In einer Glosse der „Süddeutschen Zeitung“ wird ein zugespitztes Szenario um die Bewerbung für die Olympischen Spiele 2040 entworfen. Im Mittelpunkt steht der Wettbewerb zwischen Köln und München um die deutsche Bewerberstadt. Ob München nach den Spielen von 1972 erneut Olympiastadt werden kann, ist bislang ebenso offen wie die Frage, ob die bayerische Landeshauptstadt überhaupt für die deutsche Bewerbung kandidieren darf.
Der Text von Roman Deininger spielt Ende September im Kurhaus Baden-Baden. Dort versammeln sich Sportfunktionäre, um zwischen Köln und München zu entscheiden. In der fiktiven Szene tritt zunächst Nordrhein-Westfalens Ministerpräsident Hendrik Wüst auf. Sein Staatskanzleichef Nathanael Liminski lobt die Rede und setzt auf die Argumente und Zahlen des nordrhein-westfälischen Teams.
Anschließend betritt Bayerns Ministerpräsident Markus Söder die Bühne.
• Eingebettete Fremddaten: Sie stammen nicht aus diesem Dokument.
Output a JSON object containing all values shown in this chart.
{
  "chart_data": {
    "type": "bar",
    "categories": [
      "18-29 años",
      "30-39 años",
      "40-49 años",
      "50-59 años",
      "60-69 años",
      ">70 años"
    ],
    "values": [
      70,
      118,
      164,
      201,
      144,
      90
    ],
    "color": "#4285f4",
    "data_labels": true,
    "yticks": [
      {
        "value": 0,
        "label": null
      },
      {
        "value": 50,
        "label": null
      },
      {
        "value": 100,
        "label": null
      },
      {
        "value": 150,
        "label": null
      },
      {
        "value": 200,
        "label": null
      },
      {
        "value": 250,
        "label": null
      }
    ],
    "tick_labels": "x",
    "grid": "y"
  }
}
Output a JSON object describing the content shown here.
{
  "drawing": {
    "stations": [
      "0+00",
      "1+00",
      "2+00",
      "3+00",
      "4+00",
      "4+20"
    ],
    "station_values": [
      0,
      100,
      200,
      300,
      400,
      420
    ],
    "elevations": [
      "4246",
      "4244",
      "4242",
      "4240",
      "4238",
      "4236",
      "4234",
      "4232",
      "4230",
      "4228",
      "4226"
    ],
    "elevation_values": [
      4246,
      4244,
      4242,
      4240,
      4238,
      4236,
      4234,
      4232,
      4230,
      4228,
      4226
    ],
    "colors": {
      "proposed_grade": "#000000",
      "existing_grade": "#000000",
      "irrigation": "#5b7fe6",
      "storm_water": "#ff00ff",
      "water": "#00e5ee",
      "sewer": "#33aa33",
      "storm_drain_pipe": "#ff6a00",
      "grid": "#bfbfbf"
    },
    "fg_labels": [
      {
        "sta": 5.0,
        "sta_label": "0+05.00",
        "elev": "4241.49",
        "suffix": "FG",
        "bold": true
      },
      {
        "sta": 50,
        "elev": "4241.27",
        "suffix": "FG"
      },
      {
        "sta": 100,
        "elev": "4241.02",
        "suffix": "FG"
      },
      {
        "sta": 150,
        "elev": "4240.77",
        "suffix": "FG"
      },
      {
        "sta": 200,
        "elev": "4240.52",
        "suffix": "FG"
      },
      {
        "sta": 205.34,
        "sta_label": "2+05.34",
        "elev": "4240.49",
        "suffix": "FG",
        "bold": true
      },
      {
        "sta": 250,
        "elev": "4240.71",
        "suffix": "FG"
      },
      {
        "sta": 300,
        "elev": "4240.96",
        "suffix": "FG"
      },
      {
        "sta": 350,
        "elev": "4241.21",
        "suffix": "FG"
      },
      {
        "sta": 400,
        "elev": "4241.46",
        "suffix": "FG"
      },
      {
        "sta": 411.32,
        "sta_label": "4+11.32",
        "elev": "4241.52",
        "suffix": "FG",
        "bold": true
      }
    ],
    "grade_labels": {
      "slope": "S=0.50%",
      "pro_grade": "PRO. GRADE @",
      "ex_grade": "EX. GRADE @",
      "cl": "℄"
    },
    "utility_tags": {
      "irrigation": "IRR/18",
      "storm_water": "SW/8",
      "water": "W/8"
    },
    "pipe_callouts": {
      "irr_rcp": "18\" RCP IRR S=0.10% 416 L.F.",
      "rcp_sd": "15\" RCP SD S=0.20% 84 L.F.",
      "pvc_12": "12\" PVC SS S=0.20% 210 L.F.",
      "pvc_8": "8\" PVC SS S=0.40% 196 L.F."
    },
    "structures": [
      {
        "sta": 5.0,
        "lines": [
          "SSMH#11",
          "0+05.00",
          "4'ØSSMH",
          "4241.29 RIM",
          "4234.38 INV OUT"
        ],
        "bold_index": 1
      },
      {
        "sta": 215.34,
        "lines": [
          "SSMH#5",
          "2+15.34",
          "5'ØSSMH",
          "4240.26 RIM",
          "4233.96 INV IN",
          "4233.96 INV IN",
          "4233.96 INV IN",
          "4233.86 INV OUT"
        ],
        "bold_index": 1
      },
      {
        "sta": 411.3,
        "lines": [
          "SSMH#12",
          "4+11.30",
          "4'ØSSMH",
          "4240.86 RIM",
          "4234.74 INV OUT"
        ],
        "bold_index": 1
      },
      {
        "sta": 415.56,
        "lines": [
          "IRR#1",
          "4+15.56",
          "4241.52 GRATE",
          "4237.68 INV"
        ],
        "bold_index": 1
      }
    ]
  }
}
Die Glosse lässt ihn nicht mit einer weiteren politischen Ansprache reagieren, sondern mit einer musikalischen Einlage. Söder greift zum Mikrofon und stimmt „Wir lieben das Leben, die Liebe und den Sport“ an. Später folgt der bayerische Schlachtruf „Da samma dabei, des is bärig!“
Die Szene wird im weiteren Verlauf immer stärker überzeichnet. Söder trägt demnach ein weiß-blaues Glitzerhemd und eine Brille in Form der Olympischen Ringe. Ilse Aigner, Michaela Kaniber, Albert Füracker und Markus Blume erscheinen in Cheerleader-Kostümen mit weiß-blauen Pompons. Außerdem verteilt die CSU-Landtagsfraktion im Text Maßkrüge.
Wüst protestiert in der Darstellung gegen die musikalische Werbeoffensive und weist darauf hin, dass der deutsche Sport nicht käuflich sei. Liminski kommt schließlich zu dem Schluss, dass die Entscheidung zugunsten Bayerns nicht mehr zu drehen sei. Die anwesenden Olympia-Entscheider tanzen in der Glosse mit.
Der Beitrag ist ausdrücklich als Glosse gekennzeichnet und beschreibt keine tatsächliche Sitzung oder einen realen Auftritt. Die im Text dargestellten Dialoge und Aktionen gehören zur satirischen Inszenierung der „Süddeutschen Zeitung“.